I’m trying to access functions from run_perf.py in addMetrics.py by including this import statement

from analysis import run_perf
...
runtime = run_perf.calcMs()

I keep getting ModuleNotFoundError: No module named ‘analysis’ but don’t know what about my import is wrong.

File Structure:

appName/
│
├── bin/
│
├── appName/
│   ├── __init__.py
│   ├── runner.py
│   ├── analysis/
│   │   ├── __init__.py
│   │   ├── run_perf.py
│   │   └── mem_perf.py
│   │
│   └── conversion/
│       ├── __init__.py
│       ├── convert.py
│       └── addMetrics.py
│
├── .gitignore
├── LICENSE
└── README.md

Note

  • My __init__.py files are empty at the moment

  • import analysis.run_perf results in same error

  • from appName.analysis import run_perf results in same error

I’m trying to access functions from run_perf.py in addMetrics.py by
including this import statement

from analysis import run_perf
...
runtime = run_perf.calcMs()

I keep getting ModuleNotFoundError: No module named ‘analysis’ but don’t know what about my import is wrong.

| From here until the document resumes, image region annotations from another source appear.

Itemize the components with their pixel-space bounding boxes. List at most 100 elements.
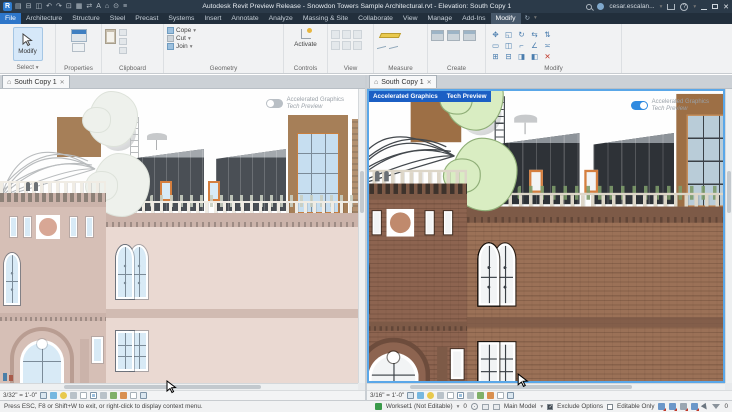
crop-view-icon[interactable]: [80, 392, 87, 399]
tab-manage[interactable]: Manage: [423, 13, 458, 24]
view-tools[interactable]: [331, 27, 370, 50]
tab-massing-site[interactable]: Massing & Site: [298, 13, 353, 24]
tab-view[interactable]: View: [398, 13, 423, 24]
tab-annotate[interactable]: Annotate: [226, 13, 263, 24]
shadows-icon[interactable]: [70, 392, 77, 399]
cope-button[interactable]: Cope▾: [167, 27, 280, 34]
temporary-hide-icon[interactable]: [467, 392, 474, 399]
tab-systems[interactable]: Systems: [163, 13, 199, 24]
scale-button[interactable]: 3/16" = 1'-0": [370, 392, 404, 399]
select-pinned-icon[interactable]: [680, 403, 687, 410]
left-horizontal-scrollbar[interactable]: [0, 383, 358, 390]
editing-requests-count[interactable]: 0: [463, 403, 467, 410]
tab-analyze[interactable]: Analyze: [264, 13, 298, 24]
close-button[interactable]: ✕: [723, 3, 729, 11]
default-3d-view-icon[interactable]: ⌂: [105, 0, 109, 13]
left-view-tab[interactable]: ⌂ South Copy 1 ✕: [2, 75, 70, 88]
home-icon[interactable]: ⌂: [7, 79, 11, 86]
right-vertical-scrollbar[interactable]: [725, 89, 732, 383]
print-icon[interactable]: ⊟: [26, 0, 32, 13]
tab-architecture[interactable]: Architecture: [21, 13, 67, 24]
show-crop-icon[interactable]: [457, 392, 464, 399]
show-crop-icon[interactable]: [90, 392, 97, 399]
right-view-tab[interactable]: ⌂ South Copy 1 ✕: [369, 75, 437, 88]
constraints-icon[interactable]: [130, 392, 137, 399]
sun-path-icon[interactable]: [60, 392, 67, 399]
worksharing-settings-icon[interactable]: [471, 403, 478, 410]
create-group-icon[interactable]: [431, 30, 444, 41]
section-icon[interactable]: ⊙: [113, 0, 119, 13]
paste-icon[interactable]: [105, 29, 116, 44]
search-icon[interactable]: [586, 4, 592, 10]
sun-path-icon[interactable]: [427, 392, 434, 399]
visual-style-icon[interactable]: [417, 392, 424, 399]
measure-icon[interactable]: ⊡: [66, 0, 72, 13]
toggle-on-icon[interactable]: [631, 101, 648, 110]
ribbon-cycle-icon[interactable]: ↻: [525, 13, 530, 24]
design-option-caret-icon[interactable]: ▾: [540, 404, 543, 410]
temporary-hide-icon[interactable]: [100, 392, 107, 399]
select-links-icon[interactable]: [658, 403, 665, 410]
reveal-hidden-icon[interactable]: [477, 392, 484, 399]
right-horizontal-scrollbar[interactable]: [367, 383, 725, 390]
file-icon[interactable]: ▤: [15, 0, 22, 13]
close-view-icon[interactable]: ✕: [60, 79, 65, 86]
select-by-face-icon[interactable]: [691, 403, 698, 410]
crop-view-icon[interactable]: [447, 392, 454, 399]
visual-style-icon[interactable]: [50, 392, 57, 399]
tab-collaborate[interactable]: Collaborate: [353, 13, 398, 24]
active-design-option[interactable]: Main Model: [504, 403, 537, 410]
restore-button[interactable]: [712, 4, 718, 9]
design-options-icon-2[interactable]: [493, 404, 500, 410]
tab-modify[interactable]: Modify: [491, 13, 521, 24]
tab-add-ins[interactable]: Add-Ins: [457, 13, 490, 24]
worksharing-display-icon[interactable]: [120, 392, 127, 399]
detail-level-icon[interactable]: [407, 392, 414, 399]
close-view-icon[interactable]: ✕: [427, 79, 432, 86]
left-vertical-scrollbar[interactable]: [358, 89, 365, 383]
user-name[interactable]: cesar.escalan...: [609, 3, 654, 10]
redo-icon[interactable]: ↷: [56, 0, 62, 13]
shadows-icon[interactable]: [437, 392, 444, 399]
drag-elements-icon[interactable]: [701, 402, 709, 410]
create-assembly-icon[interactable]: [447, 30, 460, 41]
detail-level-icon[interactable]: [40, 392, 47, 399]
constraints-icon[interactable]: [497, 392, 504, 399]
worksharing-display-icon[interactable]: [487, 392, 494, 399]
select-underlay-icon[interactable]: [669, 403, 676, 410]
join-button[interactable]: Join▾: [167, 43, 280, 50]
thin-lines-icon[interactable]: ≡: [123, 0, 127, 13]
create-parts-icon[interactable]: [463, 30, 476, 41]
user-avatar-icon[interactable]: [597, 3, 604, 10]
left-drawing-canvas[interactable]: Accelerated Graphics Tech Preview: [0, 89, 358, 383]
active-workset[interactable]: Workset1 (Not Editable): [386, 403, 453, 410]
save-icon[interactable]: ◫: [36, 0, 43, 13]
activate-controls-icon[interactable]: [301, 29, 311, 39]
tab-insert[interactable]: Insert: [199, 13, 226, 24]
text-icon[interactable]: A: [96, 0, 101, 13]
analytical-model-icon[interactable]: [140, 392, 147, 399]
tag-icon[interactable]: ⇄: [86, 0, 92, 13]
properties-icon[interactable]: [71, 29, 87, 42]
help-icon[interactable]: ?: [680, 3, 688, 11]
tab-file[interactable]: File: [0, 13, 21, 24]
right-drawing-canvas[interactable]: Accelerated Graphics Tech Preview Accele…: [367, 89, 725, 383]
modify-tool-button[interactable]: Modify: [13, 27, 43, 61]
cut-button[interactable]: Cut▾: [167, 35, 280, 42]
dimension-icon[interactable]: ▦: [76, 0, 83, 13]
exclude-options-checkbox[interactable]: [547, 404, 553, 410]
ribbon-cycle-caret-icon[interactable]: ▾: [534, 13, 537, 24]
accel-graphics-toggle-right[interactable]: Accelerated Graphics Tech Preview: [631, 99, 709, 113]
user-caret-icon[interactable]: ▾: [660, 4, 663, 10]
tab-precast[interactable]: Precast: [130, 13, 163, 24]
modify-tools[interactable]: ✥ ◱ ↻ ⇆ ⇅ ▭ ◫ ⌐ ∠ ≍ ⊞ ⊟ ◨ ◧ ✕: [489, 27, 618, 62]
scale-button[interactable]: 3/32" = 1'-0": [3, 392, 37, 399]
analytical-model-icon[interactable]: [507, 392, 514, 399]
panel-label-select[interactable]: Select ▾: [0, 63, 55, 73]
home-icon[interactable]: ⌂: [374, 79, 378, 86]
design-options-icon-1[interactable]: [482, 404, 489, 410]
tab-steel[interactable]: Steel: [105, 13, 131, 24]
help-caret-icon[interactable]: ▾: [693, 4, 696, 10]
accel-graphics-toggle-left[interactable]: Accelerated Graphics Tech Preview: [266, 97, 344, 111]
editable-only-checkbox[interactable]: [607, 404, 613, 410]
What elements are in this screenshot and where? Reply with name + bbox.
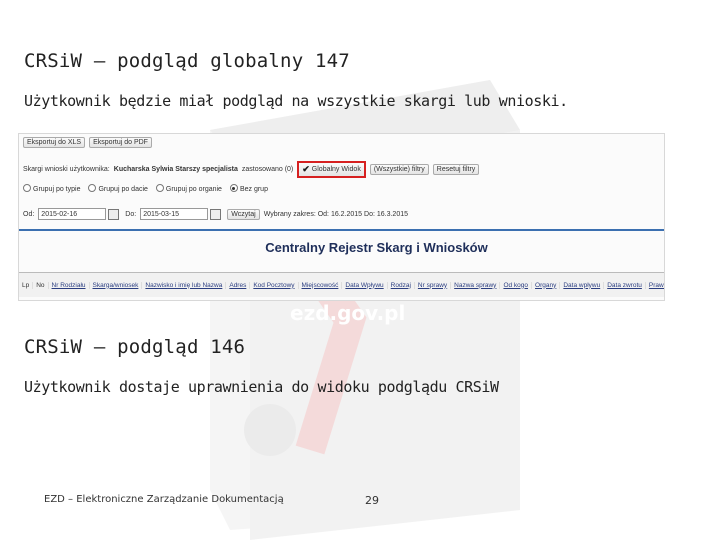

That means that Python can’t fine the “analysis” package. Python looks
in sys.path:

from sys import path
print(repr(path))


/Users/cameron/lib/python:/Users/cameron/rc/python

which contains my personal code and tabhistory for interactive python
use.

based on your file tree:

File Structure:

appName/
├── bin/
├── appName/
│   ├── __init__.py
│   ├── runner.py
│   ├── analysis/
│   │   ├── __init__.py
│   │   ├── run_perf.py
│   │   └── mem_perf.py
│   └── conversion/

[…]

You need to include /path/to/appName/appName in your $PYTHONPATH.

For testing purposes, do that by hand< example:

export PYTHONPATH=/path/to/appName/appName

For an appplication tree like the above, as installed, one typical
approach would be to have the executable in appName/bin be a small
wrapper script which figured that out from its own path, set
$PYTHONPATH, then executed Python on your real Python main programme. Or
alternatively to have the installation process wire the required path
into the wrapper script to avoid having it guess.

Cheers,
Cameron Simpson cs@cskk.id.au

1 Like

Worked like a charm!

Thank you for such a thoughtful response Cameron.

Best,
Cole

That is a very verbose response above (sorry), but it is likely you do not have any Python package named ‘analysis’ in your Python installation. Use pip to install it, or maybe download from PyPi, and install it.